Katy Clagett falls into the latter category, having signed up for a fantasy basketball league for the first time this year expressly to challenge her boyfriend, Charles Calhoun.

“It’s fun for me to try and be competitive with him in something that he knows so much more about,” says Clagett, a junior at Kansas University. “At first he was helping me out, but now it’s getting to the point where I’m like, ‘You know what? I’m going to do what I want.'”

As a lifetime KU basketball fan, Clagett has made it a priority to have as many Jayhawks on her roster as she can scoop up.

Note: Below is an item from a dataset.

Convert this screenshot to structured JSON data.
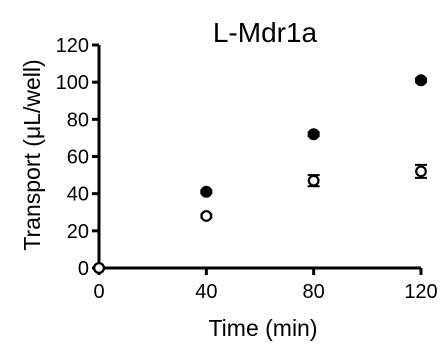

“The more connected to the players I feel, the more I want to watch them,” she says. “That’s definitely something that fantasy basketball has done for me — I want to watch Allen Iverson, even though he sucks. I’m mad at him. He’s ‘The Answer’ no more.”

Local fantasy junkie Autumn Jones gets a competitive advantage on her fiancé, Brian Bishop, by compiling her own statistical spreadsheets. She says that the men in her league tend to be more outwardly competitive, whereas she prefers to quietly go about her business — especially on weeks when she competes against Brian.

“We get very secretive about our plans,” says Jones, a supervisor for the Clerk of the District Court and bartender at Conroy’s Pub, 3115 W. Sixth St. “It’s a great thing to do if you’ve got a fairly healthy relationship and you can handle all the ribbing that goes along with it. If you don’t, it might not be such a good plan.”

Especially if you’re fighting over who gets to draft Brett Favre next year.